Cancer patients are found to be at a higher risk of severe COVID-19 infection. Hence, this group has been prioritized for immunization against SARS-CoV-2. Researchers have pointed out that not much evidence is available regarding the immune response to COVID-19 vaccines in patients with cancer.
Additionally, very few studies on the efficacy of the vaccine among cancer patients, in terms of SARS-CoV-2 NAb responses and vaccine-induced T cell responses, are available. Also, the effect of previous COVID-19 infection on subsequent vaccine-induced immunity in cancer patients has not been reported. These data are extremely important to formulate strategies to protect cancer patients against SARS-CoV-2 infection.
A new study
Researchers have conducted a prospective, longitudinal cohort study to analyze COVID-19 immunity in patients with cancer. This study is called coronavirus disease 2019 (COVID-19) antiviral response in pan-tumor immune monitoring (CAPTURE) and is available in the journal Nature Cancer.
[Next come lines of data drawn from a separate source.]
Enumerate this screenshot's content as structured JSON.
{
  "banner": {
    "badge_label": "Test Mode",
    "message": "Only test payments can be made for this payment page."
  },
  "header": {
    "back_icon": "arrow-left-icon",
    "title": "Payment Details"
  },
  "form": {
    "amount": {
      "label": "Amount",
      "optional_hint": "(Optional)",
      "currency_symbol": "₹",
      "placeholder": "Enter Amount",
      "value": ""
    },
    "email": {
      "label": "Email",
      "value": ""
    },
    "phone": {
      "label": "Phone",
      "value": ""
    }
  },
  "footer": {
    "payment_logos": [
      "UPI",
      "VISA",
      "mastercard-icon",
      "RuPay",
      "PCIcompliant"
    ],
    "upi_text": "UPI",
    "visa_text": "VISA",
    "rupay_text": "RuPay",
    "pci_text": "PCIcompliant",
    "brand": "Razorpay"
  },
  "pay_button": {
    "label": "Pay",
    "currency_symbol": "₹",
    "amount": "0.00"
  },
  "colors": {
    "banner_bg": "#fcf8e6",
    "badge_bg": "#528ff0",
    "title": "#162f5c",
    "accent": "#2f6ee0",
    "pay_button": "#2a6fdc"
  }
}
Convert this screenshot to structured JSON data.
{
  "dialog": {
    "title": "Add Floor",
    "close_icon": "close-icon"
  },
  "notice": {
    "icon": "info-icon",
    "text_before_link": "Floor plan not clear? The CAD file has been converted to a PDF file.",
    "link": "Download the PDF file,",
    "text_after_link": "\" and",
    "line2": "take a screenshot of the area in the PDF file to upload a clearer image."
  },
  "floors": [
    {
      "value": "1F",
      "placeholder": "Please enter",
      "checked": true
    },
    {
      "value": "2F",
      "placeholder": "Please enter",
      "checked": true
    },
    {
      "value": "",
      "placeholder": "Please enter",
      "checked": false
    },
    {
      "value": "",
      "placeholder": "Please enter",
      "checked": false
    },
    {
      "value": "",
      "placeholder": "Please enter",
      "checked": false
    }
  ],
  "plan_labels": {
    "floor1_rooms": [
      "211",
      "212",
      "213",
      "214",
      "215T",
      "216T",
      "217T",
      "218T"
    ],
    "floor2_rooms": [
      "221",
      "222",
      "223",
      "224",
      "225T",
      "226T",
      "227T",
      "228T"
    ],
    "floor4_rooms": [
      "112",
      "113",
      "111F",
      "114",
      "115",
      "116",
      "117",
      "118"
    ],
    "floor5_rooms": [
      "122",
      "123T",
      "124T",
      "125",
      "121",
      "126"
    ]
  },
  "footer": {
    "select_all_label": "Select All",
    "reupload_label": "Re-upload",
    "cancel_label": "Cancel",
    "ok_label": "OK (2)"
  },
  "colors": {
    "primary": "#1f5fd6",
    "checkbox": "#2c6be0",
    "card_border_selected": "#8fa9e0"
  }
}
The study cohort constituted 585 cancer patients in the UK who received two doses of either the BNT162b2 or the AZD1222 vaccine. COVID-19 vaccines were administered twelve weeks apart. Scientists investigated if humoral and cellular immunity had been effectively elicited following COVID-19 vaccination in the CAPTURE study, especially in the context of SARS-CoV-2 VOC.
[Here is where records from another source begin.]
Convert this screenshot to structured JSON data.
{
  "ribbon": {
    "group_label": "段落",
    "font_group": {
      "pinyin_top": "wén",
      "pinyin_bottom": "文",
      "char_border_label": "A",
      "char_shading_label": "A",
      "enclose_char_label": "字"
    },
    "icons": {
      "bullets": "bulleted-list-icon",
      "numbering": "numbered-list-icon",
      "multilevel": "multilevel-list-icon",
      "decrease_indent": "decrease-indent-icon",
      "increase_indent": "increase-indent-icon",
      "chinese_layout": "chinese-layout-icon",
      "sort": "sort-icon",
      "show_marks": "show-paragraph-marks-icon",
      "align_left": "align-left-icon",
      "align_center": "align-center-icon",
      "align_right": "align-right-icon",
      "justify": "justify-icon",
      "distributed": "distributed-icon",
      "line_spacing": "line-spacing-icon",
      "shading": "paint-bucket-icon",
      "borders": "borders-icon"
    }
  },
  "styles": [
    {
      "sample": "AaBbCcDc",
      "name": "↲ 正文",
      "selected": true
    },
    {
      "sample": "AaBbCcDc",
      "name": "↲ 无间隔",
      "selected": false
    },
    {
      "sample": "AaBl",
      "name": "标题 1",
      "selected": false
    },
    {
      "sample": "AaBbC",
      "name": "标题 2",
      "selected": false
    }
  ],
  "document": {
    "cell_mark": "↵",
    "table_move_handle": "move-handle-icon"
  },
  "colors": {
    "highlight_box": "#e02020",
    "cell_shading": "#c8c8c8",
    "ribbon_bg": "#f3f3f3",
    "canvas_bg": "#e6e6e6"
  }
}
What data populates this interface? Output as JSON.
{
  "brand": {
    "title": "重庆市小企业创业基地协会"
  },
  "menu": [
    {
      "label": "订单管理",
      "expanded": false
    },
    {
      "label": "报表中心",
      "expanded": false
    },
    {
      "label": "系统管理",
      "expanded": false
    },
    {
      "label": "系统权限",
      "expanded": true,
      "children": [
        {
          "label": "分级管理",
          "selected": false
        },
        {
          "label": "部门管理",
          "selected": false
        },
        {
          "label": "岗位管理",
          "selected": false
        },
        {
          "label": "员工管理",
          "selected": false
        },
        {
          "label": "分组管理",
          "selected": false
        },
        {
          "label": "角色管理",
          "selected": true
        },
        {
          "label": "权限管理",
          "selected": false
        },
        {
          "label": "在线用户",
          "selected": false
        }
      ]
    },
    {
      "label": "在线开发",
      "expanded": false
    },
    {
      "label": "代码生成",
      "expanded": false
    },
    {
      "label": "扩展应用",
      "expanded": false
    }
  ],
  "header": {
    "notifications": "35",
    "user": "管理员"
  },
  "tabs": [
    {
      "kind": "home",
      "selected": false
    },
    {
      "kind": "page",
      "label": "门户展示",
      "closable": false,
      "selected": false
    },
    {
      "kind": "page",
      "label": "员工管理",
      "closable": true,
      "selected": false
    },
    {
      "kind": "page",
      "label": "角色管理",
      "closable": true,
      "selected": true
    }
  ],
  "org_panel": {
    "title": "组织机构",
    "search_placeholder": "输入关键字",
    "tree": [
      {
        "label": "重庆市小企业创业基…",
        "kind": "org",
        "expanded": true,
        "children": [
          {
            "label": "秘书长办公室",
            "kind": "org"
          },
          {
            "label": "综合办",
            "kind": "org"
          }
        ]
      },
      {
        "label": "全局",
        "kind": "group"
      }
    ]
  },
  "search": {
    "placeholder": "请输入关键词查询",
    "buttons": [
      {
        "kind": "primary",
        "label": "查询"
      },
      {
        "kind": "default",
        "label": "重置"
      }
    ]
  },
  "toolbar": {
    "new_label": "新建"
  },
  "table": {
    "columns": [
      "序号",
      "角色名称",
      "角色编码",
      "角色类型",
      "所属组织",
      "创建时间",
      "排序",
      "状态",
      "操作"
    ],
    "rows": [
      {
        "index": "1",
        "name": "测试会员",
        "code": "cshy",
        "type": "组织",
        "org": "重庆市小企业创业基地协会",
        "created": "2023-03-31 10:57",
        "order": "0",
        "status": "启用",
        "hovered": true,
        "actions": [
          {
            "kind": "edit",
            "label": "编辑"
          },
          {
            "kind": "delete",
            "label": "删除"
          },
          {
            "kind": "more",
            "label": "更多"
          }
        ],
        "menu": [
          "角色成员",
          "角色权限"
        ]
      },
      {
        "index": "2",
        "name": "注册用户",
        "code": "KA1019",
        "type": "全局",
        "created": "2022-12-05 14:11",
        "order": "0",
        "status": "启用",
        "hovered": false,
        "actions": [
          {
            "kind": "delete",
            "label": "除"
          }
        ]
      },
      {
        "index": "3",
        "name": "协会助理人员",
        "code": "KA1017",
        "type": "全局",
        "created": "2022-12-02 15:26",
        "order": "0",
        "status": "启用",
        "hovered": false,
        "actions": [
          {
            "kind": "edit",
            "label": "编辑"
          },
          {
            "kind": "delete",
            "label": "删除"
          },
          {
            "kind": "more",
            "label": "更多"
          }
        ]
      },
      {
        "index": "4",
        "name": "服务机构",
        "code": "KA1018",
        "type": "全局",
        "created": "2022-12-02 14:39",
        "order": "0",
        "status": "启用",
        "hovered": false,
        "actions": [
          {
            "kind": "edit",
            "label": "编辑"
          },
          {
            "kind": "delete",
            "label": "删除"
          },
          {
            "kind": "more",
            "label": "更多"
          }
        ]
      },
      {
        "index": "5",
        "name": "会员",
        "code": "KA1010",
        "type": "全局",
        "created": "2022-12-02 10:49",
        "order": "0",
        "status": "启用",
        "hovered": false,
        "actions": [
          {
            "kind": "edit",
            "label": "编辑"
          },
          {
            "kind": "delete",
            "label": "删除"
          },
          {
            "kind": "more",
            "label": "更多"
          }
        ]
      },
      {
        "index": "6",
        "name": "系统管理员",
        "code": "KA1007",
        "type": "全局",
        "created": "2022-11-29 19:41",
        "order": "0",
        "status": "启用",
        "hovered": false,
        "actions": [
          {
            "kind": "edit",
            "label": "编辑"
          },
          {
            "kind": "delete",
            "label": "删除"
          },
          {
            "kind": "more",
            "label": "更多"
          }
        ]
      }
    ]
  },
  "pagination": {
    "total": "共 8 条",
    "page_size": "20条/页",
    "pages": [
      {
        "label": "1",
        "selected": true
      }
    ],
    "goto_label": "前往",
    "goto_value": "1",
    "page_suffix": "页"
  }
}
Scientists reported that the seroconversion rates after two doses were 85% and 59% in patients with solid malignancies and hematological malignancies, respectively. One of the most important findings of this study was the detection of functionally relevant NAb against the Delta variant in 54% of infection-naive patients with cancer, which is significantly lower than the younger population without cancer. This finding shows that cancer patients, with low NAb activity, are vulnerable to the Delta variant. Additionally, the seroconversion assay revealed poor concordance with NAbT against VOC.
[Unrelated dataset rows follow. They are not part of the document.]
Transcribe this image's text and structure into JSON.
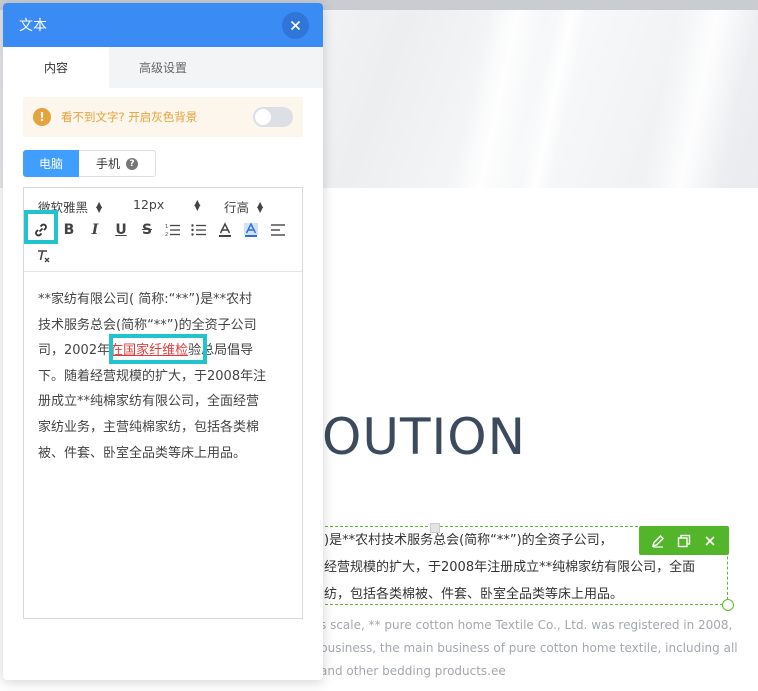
{
  "panel": {
    "title": "文本",
    "tabs": [
      {
        "label": "内容",
        "active": true
      },
      {
        "label": "高级设置",
        "active": false
      }
    ],
    "notice": {
      "text": "看不到文字? 开启灰色背景",
      "icon": "!",
      "toggle_on": false
    },
    "device": {
      "desktop": "电脑",
      "mobile": "手机",
      "help_icon": "?"
    },
    "toolbar": {
      "font_family": "微软雅黑",
      "font_size": "12px",
      "line_height": "行高"
    },
    "content_lines": [
      {
        "text": "**家纺有限公司( 简称:“**”)是**农村"
      },
      {
        "text": "技术服务总会(简称“**”)的全资子公司"
      },
      {
        "prefix": "司，2002年",
        "link": "在国家纤维检",
        "suffix": "验总局倡导"
      },
      {
        "text": "下。随着经营规模的扩大，于2008年注"
      },
      {
        "text": "册成立**纯棉家纺有限公司，全面经营"
      },
      {
        "text": "家纺业务，主营纯棉家纺，包括各类棉"
      },
      {
        "text": "被、件套、卧室全品类等床上用品。"
      }
    ]
  },
  "page": {
    "heading": "OUTION",
    "cn_lines": [
      ")是**农村技术服务总会(简称“**”)的全资子公司，",
      "经营规模的扩大，于2008年注册成立**纯棉家纺有限公司，全面",
      "纺，包括各类棉被、件套、卧室全品类等床上用品。"
    ],
    "en_lines": [
      "s scale, ** pure cotton home Textile Co., Ltd. was registered in 2008,",
      "business, the main business of pure cotton home textile, including all",
      "and other bedding products.ee"
    ]
  },
  "colors": {
    "header": "#3b8bf5",
    "accent_blue": "#409eff",
    "notice_bg": "#fdf6ec",
    "notice_text": "#e6a23c",
    "link": "#e03b3b",
    "highlight": "#22c3cd",
    "selection_green": "#53b52a"
  },
  "icons": {
    "close": "close-icon",
    "link": "link-icon",
    "bold": "bold-icon",
    "italic": "italic-icon",
    "underline": "underline-icon",
    "strike": "strikethrough-icon",
    "ordered_list": "ordered-list-icon",
    "bullet_list": "bullet-list-icon",
    "font_color": "font-color-icon",
    "bg_color": "background-color-icon",
    "align": "align-icon",
    "clear_format": "clear-format-icon",
    "edit": "pencil-icon",
    "copy": "copy-icon",
    "delete": "close-icon"
  }
}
This study revealed that individuals with hematological malignancies have a higher tendency to have undetectable NAbT and had lower median NAbT, than those with solid cancers, against the SARS-CoV-2 original strain as well as VOC. Compared to healthy individuals, the study cohort revealed that patients with hematological malignancy, but without solid malignancy, had reduced neutralizing antibody (NAb) responses. Scientists observed a negative correlation between age and NAbT levels. They also found undetectable NAbT in patients who were under anti-CD20 treatment.
Scientists reported that cancer patients with previous COVID-19 infection showed robust NAb response against the SARS-CoV-2 original strain as well as VOC. Additionally, cancer patients who received two doses of vaccines were found to be sub-optimally protected against VOC. In terms of the optimal dosing schedule of the primary vaccination, scientists reported that shorter intervals, i.e., less than 12 weeks, between the first and the second dose could minimize the ‘at-risk’ period for patients with cancer. Importantly, vaccine-induced T cell responses were found in 80% of the patients and were comparable between cancer types.
The main strength of the current study is the large cohort, which enabled comparison across humoral and cell-mediated immunity against VOC. The authors believe that the findings of this study could help in the management of patients with cancer during the COVID-19 pandemic. They strongly recommended prioritizing cancer patients for booster vaccine doses, especially, those with hematological malignancies, followed by patients with advanced age.
In the future, the longitudinal evaluation will help determine the durability and nature of immune protection and the occurrence of breakthrough infection in the context of potentially waning antibody responses.